26. During hunting of synchronous motor

(a) negative phase sequence currents are generated.
(b) harmonics are developed in the armature circuit.
(c) damper bar develops torque.
(d) field excitation increases. [GATE E.E. 1996]

27. When a salient pole 3-phase synchronous motor is started by induction motor action and its field is connected across a field discharge resistance, starting torque is developed by

(a) reluctance torque due to saliency of the rotor.
(b) eddy current and hysteresis torque in pole faces.
(c) induction motor torque in field and damper windings.
(d) all of the above.

28. Which of the following methods is employed for starting a 3-phase synchronous motor ?

(a) Star-delta starter.
(b) Damper winding.
(c) Resistance starter in the stator circuit.
(d) Damper winding in conjunction with a star-delta starter or an auto-transformer starter.

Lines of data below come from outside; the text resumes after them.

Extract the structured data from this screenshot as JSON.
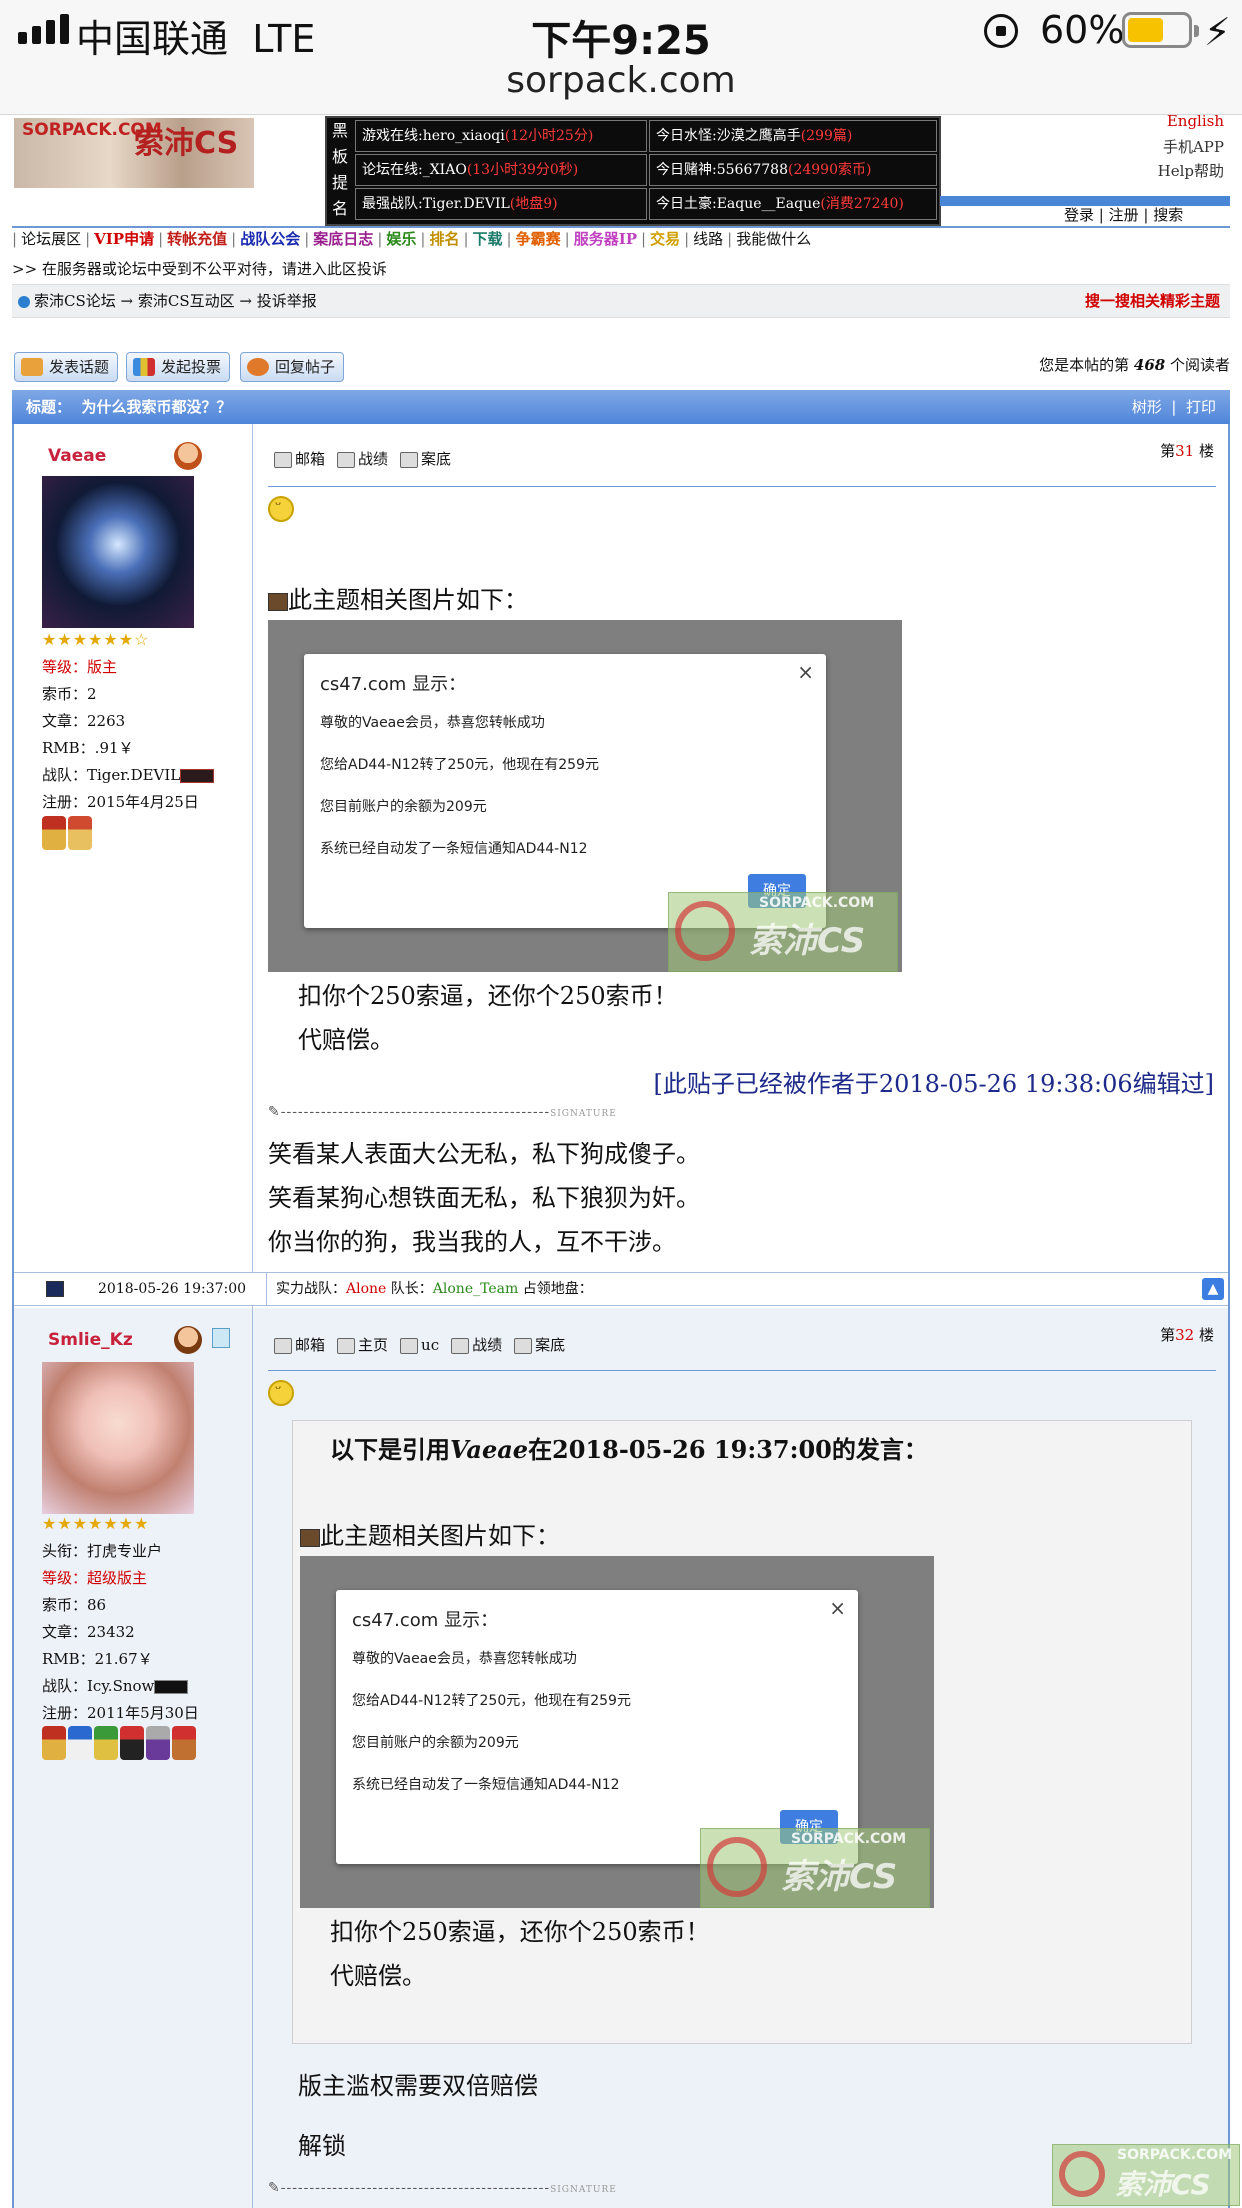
{
  "status_bar": {
    "carrier": "中国联通",
    "network": "LTE",
    "time": "下午9:25",
    "url": "sorpack.com",
    "battery_pct": "60%",
    "battery_level": 0.6,
    "battery_color": "#f7c300"
  },
  "header": {
    "logo_text": "SORPACK.COM",
    "logo_cn": "索沛CS",
    "side_label": [
      "黑",
      "板",
      "提",
      "名"
    ],
    "cells": [
      {
        "label": "游戏在线:hero_xiaoqi",
        "value": "(12小时25分)"
      },
      {
        "label": "今日水怪:沙漠之鹰高手",
        "value": "(299篇)"
      },
      {
        "label": "论坛在线:_XIAO",
        "value": "(13小时39分0秒)"
      },
      {
        "label": "今日赌神:55667788",
        "value": "(24990索币)"
      },
      {
        "label": "最强战队:Tiger.DEVIL",
        "value": "(地盘9)"
      },
      {
        "label": "今日土豪:Eaque__Eaque",
        "value": "(消费27240)"
      }
    ],
    "english": "English",
    "app": "手机APP",
    "help": "Help帮助",
    "login": "登录",
    "register": "注册",
    "search": "搜索"
  },
  "nav": [
    {
      "label": "论坛展区",
      "color": "#111111"
    },
    {
      "label": "VIP申请",
      "color": "#d00000"
    },
    {
      "label": "转帐充值",
      "color": "#c0201a"
    },
    {
      "label": "战队公会",
      "color": "#1a2ab0"
    },
    {
      "label": "案底日志",
      "color": "#9a1f8f"
    },
    {
      "label": "娱乐",
      "color": "#2a8a1a"
    },
    {
      "label": "排名",
      "color": "#c09000"
    },
    {
      "label": "下载",
      "color": "#1a7a6a"
    },
    {
      "label": "争霸赛",
      "color": "#e06000"
    },
    {
      "label": "服务器IP",
      "color": "#c040c0"
    },
    {
      "label": "交易",
      "color": "#d0a000"
    },
    {
      "label": "线路",
      "color": "#111111"
    },
    {
      "label": "我能做什么",
      "color": "#111111"
    }
  ],
  "notice": ">> 在服务器或论坛中受到不公平对待，请进入此区投诉",
  "breadcrumb": "索沛CS论坛 → 索沛CS互动区 → 投诉举报",
  "breadcrumb_search": "搜一搜相关精彩主题",
  "buttons": {
    "new_topic": "发表话题",
    "new_poll": "发起投票",
    "reply": "回复帖子"
  },
  "readers": {
    "prefix": "您是本帖的第",
    "count": "468",
    "suffix": "个阅读者"
  },
  "title_bar": {
    "label": "标题：",
    "title": "为什么我索币都没？？",
    "tree": "树形",
    "print": "打印"
  },
  "post1": {
    "username": "Vaeae",
    "stars": "★★★★★★☆",
    "level_label": "等级：",
    "level": "版主",
    "coins": "索币：2",
    "articles": "文章：2263",
    "rmb": "RMB：.91￥",
    "team": "战队：Tiger.DEVIL",
    "registered": "注册：2015年4月25日",
    "tools": [
      "邮箱",
      "战绩",
      "案底"
    ],
    "floor_prefix": "第",
    "floor": "31",
    "floor_suffix": "楼",
    "image_caption": "此主题相关图片如下：",
    "dialog": {
      "title": "cs47.com 显示：",
      "line1": "尊敬的Vaeae会员，恭喜您转帐成功",
      "line2": "您给AD44-N12转了250元，他现在有259元",
      "line3": "您目前账户的余额为209元",
      "line4": "系统已经自动发了一条短信通知AD44-N12",
      "ok": "确定"
    },
    "text1": "扣你个250索逼，还你个250索币！",
    "text2": "代赔偿。",
    "edited": "[此贴子已经被作者于2018-05-26 19:38:06编辑过]",
    "sig_label": "SIGNATURE",
    "signature": [
      "笑看某人表面大公无私，私下狗成傻子。",
      "笑看某狗心想铁面无私，私下狼狈为奸。",
      "你当你的狗，我当我的人，互不干涉。"
    ]
  },
  "meta": {
    "datetime": "2018-05-26 19:37:00",
    "team_label": "实力战队：",
    "team": "Alone",
    "captain_label": "队长：",
    "captain": "Alone_Team",
    "territory": "占领地盘："
  },
  "post2": {
    "username": "Smlie_Kz",
    "stars": "★★★★★★★",
    "title": "头衔：打虎专业户",
    "level_label": "等级：",
    "level": "超级版主",
    "coins": "索币：86",
    "articles": "文章：23432",
    "rmb": "RMB：21.67￥",
    "team": "战队：Icy.Snow",
    "registered": "注册：2011年5月30日",
    "tools": [
      "邮箱",
      "主页",
      "uc",
      "战绩",
      "案底"
    ],
    "floor_prefix": "第",
    "floor": "32",
    "floor_suffix": "楼",
    "quote_head_pre": "以下是引用",
    "quote_author": "Vaeae",
    "quote_head_post": "在2018-05-26 19:37:00的发言：",
    "reply1": "版主滥权需要双倍赔偿",
    "reply2": "解锁"
  },
  "watermark": {
    "url": "SORPACK.COM",
    "text": "索沛CS"
  }
}
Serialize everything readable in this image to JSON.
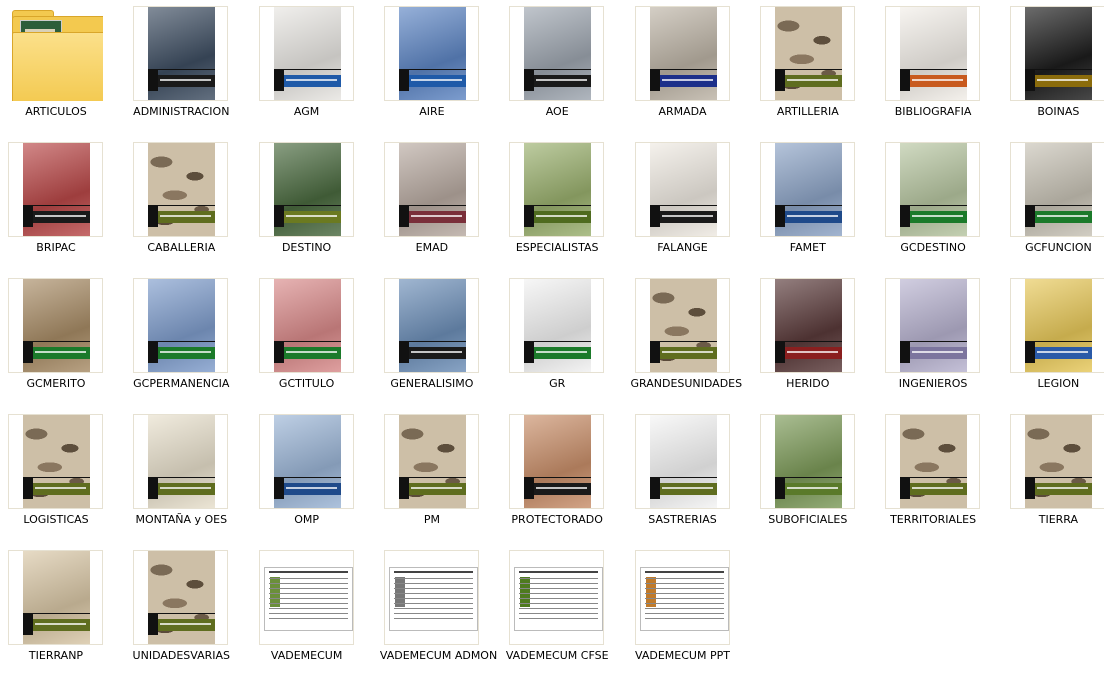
{
  "items": [
    {
      "label": "ARTICULOS",
      "icon": "folder-icon",
      "kind": "folder",
      "color": "#f3c94f"
    },
    {
      "label": "ADMINISTRACION",
      "icon": "document-cover-icon",
      "kind": "cover",
      "color": "#3e4e62",
      "band": "#1a1a1a"
    },
    {
      "label": "AGM",
      "icon": "document-cover-icon",
      "kind": "cover",
      "color": "#e8e6e2",
      "band": "#1f5aa8"
    },
    {
      "label": "AIRE",
      "icon": "document-cover-icon",
      "kind": "cover",
      "color": "#5e86c4",
      "band": "#1f5aa8"
    },
    {
      "label": "AOE",
      "icon": "document-cover-icon",
      "kind": "cover",
      "color": "#9ea6b0",
      "band": "#1a1a1a"
    },
    {
      "label": "ARMADA",
      "icon": "document-cover-icon",
      "kind": "cover",
      "color": "#bdb4a6",
      "band": "#1c2f8a"
    },
    {
      "label": "ARTILLERIA",
      "icon": "document-cover-icon",
      "kind": "camo",
      "color": "#cdbfa7",
      "band": "#5f6d1f"
    },
    {
      "label": "BIBLIOGRAFIA",
      "icon": "document-cover-icon",
      "kind": "cover",
      "color": "#f3efe9",
      "band": "#c85a1e"
    },
    {
      "label": "BOINAS",
      "icon": "document-cover-icon",
      "kind": "cover",
      "color": "#1d1d1d",
      "band": "#8b6c0c"
    },
    {
      "label": "BRIPAC",
      "icon": "document-cover-icon",
      "kind": "cover",
      "color": "#b94848",
      "band": "#1a1a1a"
    },
    {
      "label": "CABALLERIA",
      "icon": "document-cover-icon",
      "kind": "camo",
      "color": "#cdbfa7",
      "band": "#5f6d1f"
    },
    {
      "label": "DESTINO",
      "icon": "document-cover-icon",
      "kind": "cover",
      "color": "#4a6a3f",
      "band": "#6b7a20"
    },
    {
      "label": "EMAD",
      "icon": "document-cover-icon",
      "kind": "cover",
      "color": "#b8aaa1",
      "band": "#7a2f3a"
    },
    {
      "label": "ESPECIALISTAS",
      "icon": "document-cover-icon",
      "kind": "cover",
      "color": "#9ab06e",
      "band": "#4f6b1f"
    },
    {
      "label": "FALANGE",
      "icon": "document-cover-icon",
      "kind": "cover",
      "color": "#efeae2",
      "band": "#1a1a1a"
    },
    {
      "label": "FAMET",
      "icon": "document-cover-icon",
      "kind": "cover",
      "color": "#8da4c6",
      "band": "#1f4a8a"
    },
    {
      "label": "GCDESTINO",
      "icon": "document-cover-icon",
      "kind": "cover",
      "color": "#b7c6a1",
      "band": "#1b7a2a"
    },
    {
      "label": "GCFUNCION",
      "icon": "document-cover-icon",
      "kind": "cover",
      "color": "#c8c3b6",
      "band": "#1b7a2a"
    },
    {
      "label": "GCMERITO",
      "icon": "document-cover-icon",
      "kind": "cover",
      "color": "#a88c66",
      "band": "#1b7a2a"
    },
    {
      "label": "GCPERMANENCIA",
      "icon": "document-cover-icon",
      "kind": "cover",
      "color": "#7f9dcc",
      "band": "#1b7a2a"
    },
    {
      "label": "GCTITULO",
      "icon": "document-cover-icon",
      "kind": "cover",
      "color": "#d98a8a",
      "band": "#1b7a2a"
    },
    {
      "label": "GENERALISIMO",
      "icon": "document-cover-icon",
      "kind": "cover",
      "color": "#6d8fb8",
      "band": "#1a1a1a"
    },
    {
      "label": "GR",
      "icon": "document-cover-icon",
      "kind": "cover",
      "color": "#f2f2f2",
      "band": "#1b7a2a"
    },
    {
      "label": "GRANDESUNIDADES",
      "icon": "document-cover-icon",
      "kind": "camo",
      "color": "#cdbfa7",
      "band": "#5f6d1f"
    },
    {
      "label": "HERIDO",
      "icon": "document-cover-icon",
      "kind": "cover",
      "color": "#5a3a3a",
      "band": "#8a1f1f"
    },
    {
      "label": "INGENIEROS",
      "icon": "document-cover-icon",
      "kind": "cover",
      "color": "#b8b3d0",
      "band": "#7c759e"
    },
    {
      "label": "LEGION",
      "icon": "document-cover-icon",
      "kind": "cover",
      "color": "#e8c95a",
      "band": "#2a5aa8"
    },
    {
      "label": "LOGISTICAS",
      "icon": "document-cover-icon",
      "kind": "camo",
      "color": "#cdbfa7",
      "band": "#5f6d1f"
    },
    {
      "label": "MONTAÑA y OES",
      "icon": "document-cover-icon",
      "kind": "cover",
      "color": "#e8e0cc",
      "band": "#5f6d1f"
    },
    {
      "label": "OMP",
      "icon": "document-cover-icon",
      "kind": "cover",
      "color": "#9bb5d6",
      "band": "#1f4a8a"
    },
    {
      "label": "PM",
      "icon": "document-cover-icon",
      "kind": "camo",
      "color": "#cdbfa7",
      "band": "#5f6d1f"
    },
    {
      "label": "PROTECTORADO",
      "icon": "document-cover-icon",
      "kind": "cover",
      "color": "#c98f6a",
      "band": "#1a1a1a"
    },
    {
      "label": "SASTRERIAS",
      "icon": "document-cover-icon",
      "kind": "cover",
      "color": "#f5f5f5",
      "band": "#5f6d1f"
    },
    {
      "label": "SUBOFICIALES",
      "icon": "document-cover-icon",
      "kind": "cover",
      "color": "#7c9a58",
      "band": "#5a7a2a"
    },
    {
      "label": "TERRITORIALES",
      "icon": "document-cover-icon",
      "kind": "camo",
      "color": "#cdbfa7",
      "band": "#5f6d1f"
    },
    {
      "label": "TIERRA",
      "icon": "document-cover-icon",
      "kind": "camo",
      "color": "#cdbfa7",
      "band": "#5f6d1f"
    },
    {
      "label": "TIERRANP",
      "icon": "document-cover-icon",
      "kind": "cover",
      "color": "#d9c7a6",
      "band": "#5f6d1f"
    },
    {
      "label": "UNIDADESVARIAS",
      "icon": "document-cover-icon",
      "kind": "camo",
      "color": "#cdbfa7",
      "band": "#5f6d1f"
    },
    {
      "label": "VADEMECUM",
      "icon": "spreadsheet-icon",
      "kind": "sheet",
      "color": "#6b8f3a"
    },
    {
      "label": "VADEMECUM ADMON",
      "icon": "spreadsheet-icon",
      "kind": "sheet",
      "color": "#777777"
    },
    {
      "label": "VADEMECUM CFSE",
      "icon": "spreadsheet-icon",
      "kind": "sheet",
      "color": "#4f7a1f"
    },
    {
      "label": "VADEMECUM PPT",
      "icon": "spreadsheet-icon",
      "kind": "sheet",
      "color": "#c07a2a"
    }
  ]
}
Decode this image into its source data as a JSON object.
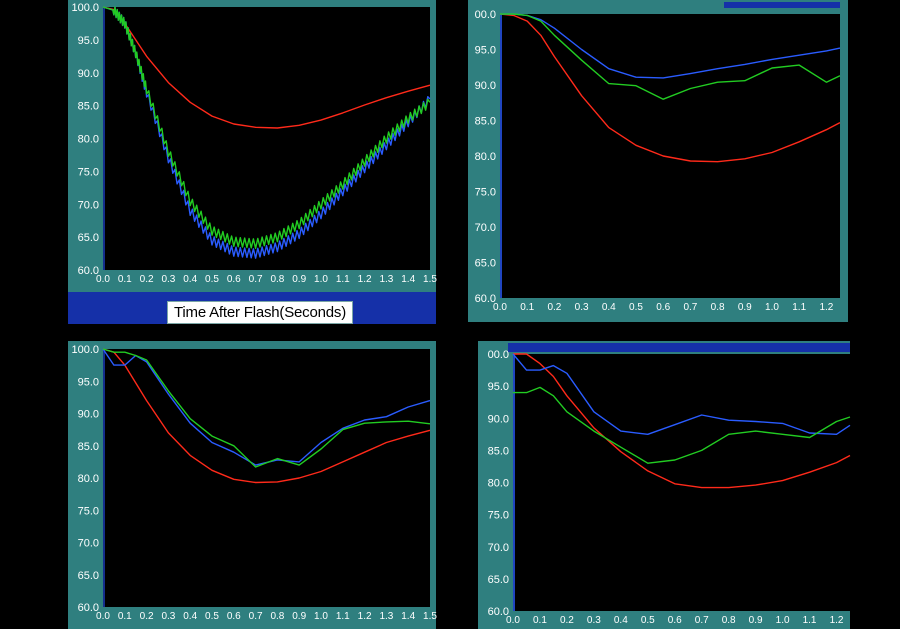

29. While starting a 3-phase synchronous motor by induction motor action, very high emf is induced in the field winding. The damage to the insulation of field winding and slip-rings can be avoided by

(a) splitting the field winding in several sections.
(b) short circuiting the field winding through field discharge resistance. (c) either (a) or (b).
(d) none of these.

30. Synchronous motors are inherently not self-starting motors as

(a) the direction of instantaneous torque on the rotor reverses after each half cycle.
(b) there is no slip.
(c) the stator does not produce revolving magnetic field.
(d) it has no starting winding.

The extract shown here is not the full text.